First, another company has thrown its hat in the next generation ring: Intelligent Bio-Systems. As detailed in GenomeWeb, it's located somewhere here in the Boston area & is licensing technology from Columbia.
The Columbia group last week published a proof-of-concept paper in PNAS (open access option, so free for all!). The technology involves using reversible terminators -- the labeled terminator blocks further extension, but then can be converted into a non-terminator. Such a concept has been around a long time (I'm pretty sure I heard people floating it in the early-90's) & apparently is close to what Solexa is working on, though Solexa (soon to be Illumina) hasn't published their tech. One proposed advantage is that reversible terminators shouldn't have problems with homopolymers (e.g. CCCCCC) whereas methods such as pyrosequencing may -- and the paper contains a figure showing the contrast in traces from pyrosequencing and their method. The company is also claiming they can have a much faster cycle time than other methods. It will be interesting to see if this holds out.

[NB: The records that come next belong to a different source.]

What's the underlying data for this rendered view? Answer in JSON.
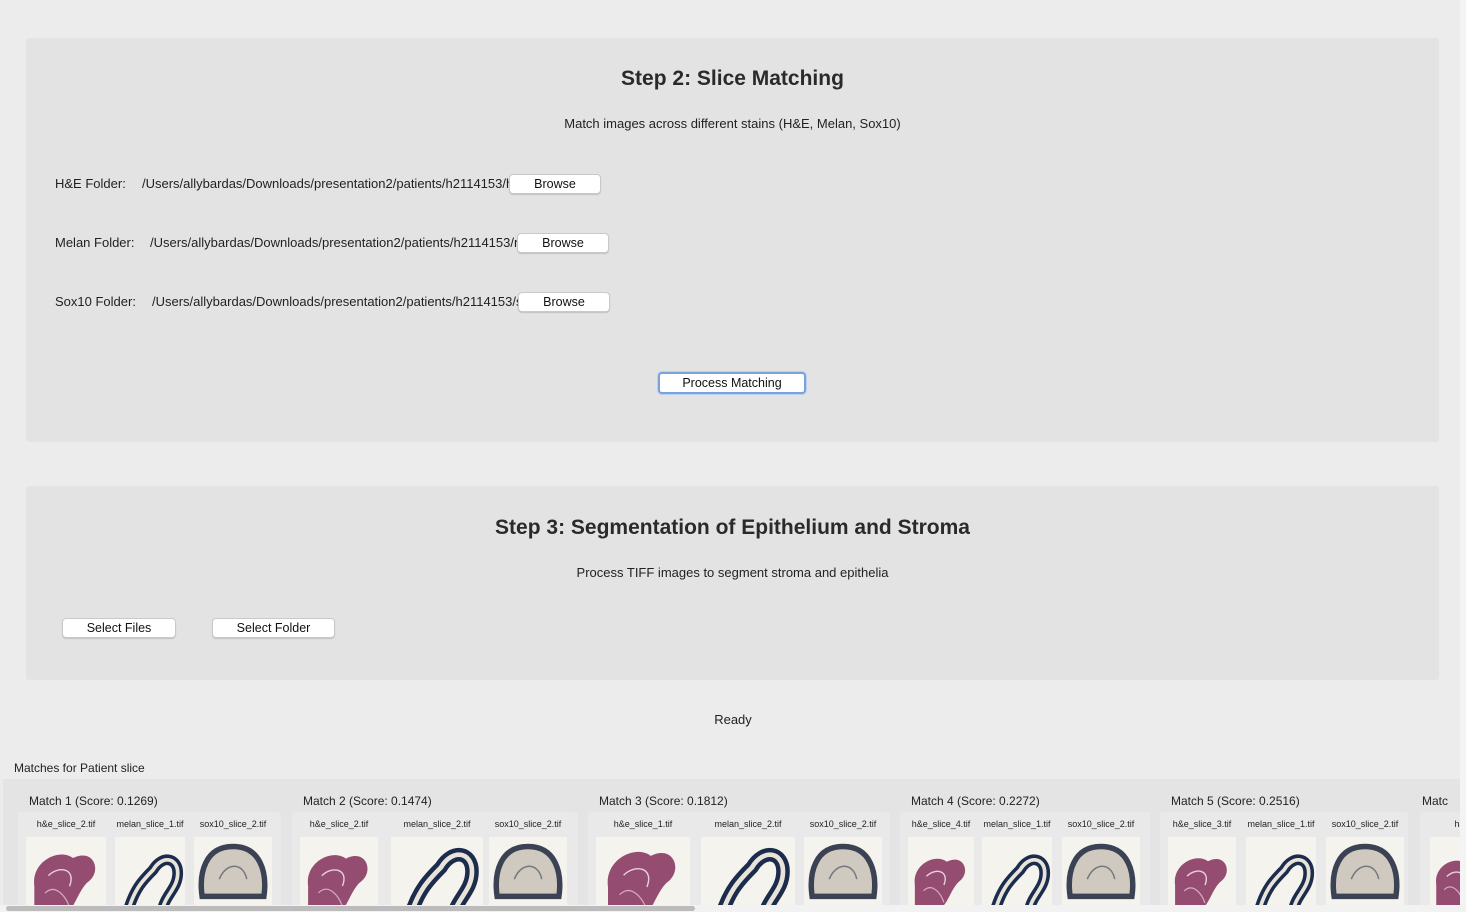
{
  "step2": {
    "title": "Step 2: Slice Matching",
    "subtitle": "Match images across different stains (H&E, Melan, Sox10)",
    "rows": [
      {
        "label": "H&E Folder:",
        "path": "/Users/allybardas/Downloads/presentation2/patients/h2114153/h",
        "button": "Browse"
      },
      {
        "label": "Melan Folder:",
        "path": "/Users/allybardas/Downloads/presentation2/patients/h2114153/n",
        "button": "Browse"
      },
      {
        "label": "Sox10 Folder:",
        "path": "/Users/allybardas/Downloads/presentation2/patients/h2114153/s",
        "button": "Browse"
      }
    ],
    "process_button": "Process Matching"
  },
  "step3": {
    "title": "Step 3: Segmentation of Epithelium and Stroma",
    "subtitle": "Process TIFF images to segment stroma and epithelia",
    "select_files": "Select Files",
    "select_folder": "Select Folder"
  },
  "status": "Ready",
  "matches": {
    "title": "Matches for Patient slice",
    "items": [
      {
        "title": "Match 1 (Score: 0.1269)",
        "files": [
          "h&e_slice_2.tif",
          "melan_slice_1.tif",
          "sox10_slice_2.tif"
        ]
      },
      {
        "title": "Match 2 (Score: 0.1474)",
        "files": [
          "h&e_slice_2.tif",
          "melan_slice_2.tif",
          "sox10_slice_2.tif"
        ]
      },
      {
        "title": "Match 3 (Score: 0.1812)",
        "files": [
          "h&e_slice_1.tif",
          "melan_slice_2.tif",
          "sox10_slice_2.tif"
        ]
      },
      {
        "title": "Match 4 (Score: 0.2272)",
        "files": [
          "h&e_slice_4.tif",
          "melan_slice_1.tif",
          "sox10_slice_2.tif"
        ]
      },
      {
        "title": "Match 5 (Score: 0.2516)",
        "files": [
          "h&e_slice_3.tif",
          "melan_slice_1.tif",
          "sox10_slice_2.tif"
        ]
      },
      {
        "title": "Matc",
        "files": [
          "h&"
        ]
      }
    ]
  },
  "colors": {
    "he_stain": "#8a3a62",
    "melan_stain": "#1c2c4c",
    "sox10_stain": "#3a4254",
    "focus_ring": "#7aa3dc"
  },
  "icons": {
    "he": "he-tissue-thumbnail",
    "melan": "melan-tissue-thumbnail",
    "sox10": "sox10-tissue-thumbnail"
  }
}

Given the very short reads of many of these technologies, everyone knows they won't work on repeats, right? It's nice to see someone choosing to ignore the conventional wisdom. Granger Sutton, who spearheaded TIGR's & then Celera's assembly efforts, has a paper in Bioinformatics describing an assembler using suffix trees which attempts to assemble the repeats anyway while assuming no errors -- but with a high degree of oversampling that may not be a bad assumption. They report significant success:
We ran the algorithm on simulated
error-free 25-mers from the bacteriophage PhiX174 (Sanger, et al.,
1978), coronavirus SARS TOR2 (Marra, et al., 2003), bacteria
Haemophilus influenzae (Fleischmann, et al., 1995) genomes and
on 40 million 25-mers from the whole-genome shotgun (WGS)
sequence data from the Sargasso sea metagenomics project
(Venter, et al., 2004). Our results indicate that SSAKE could be
used for complete assembly of sequencing targets that are 30 kbp
in length (eg. viral targets) and to cluster millions of identical short
sequences from a complex microbial community.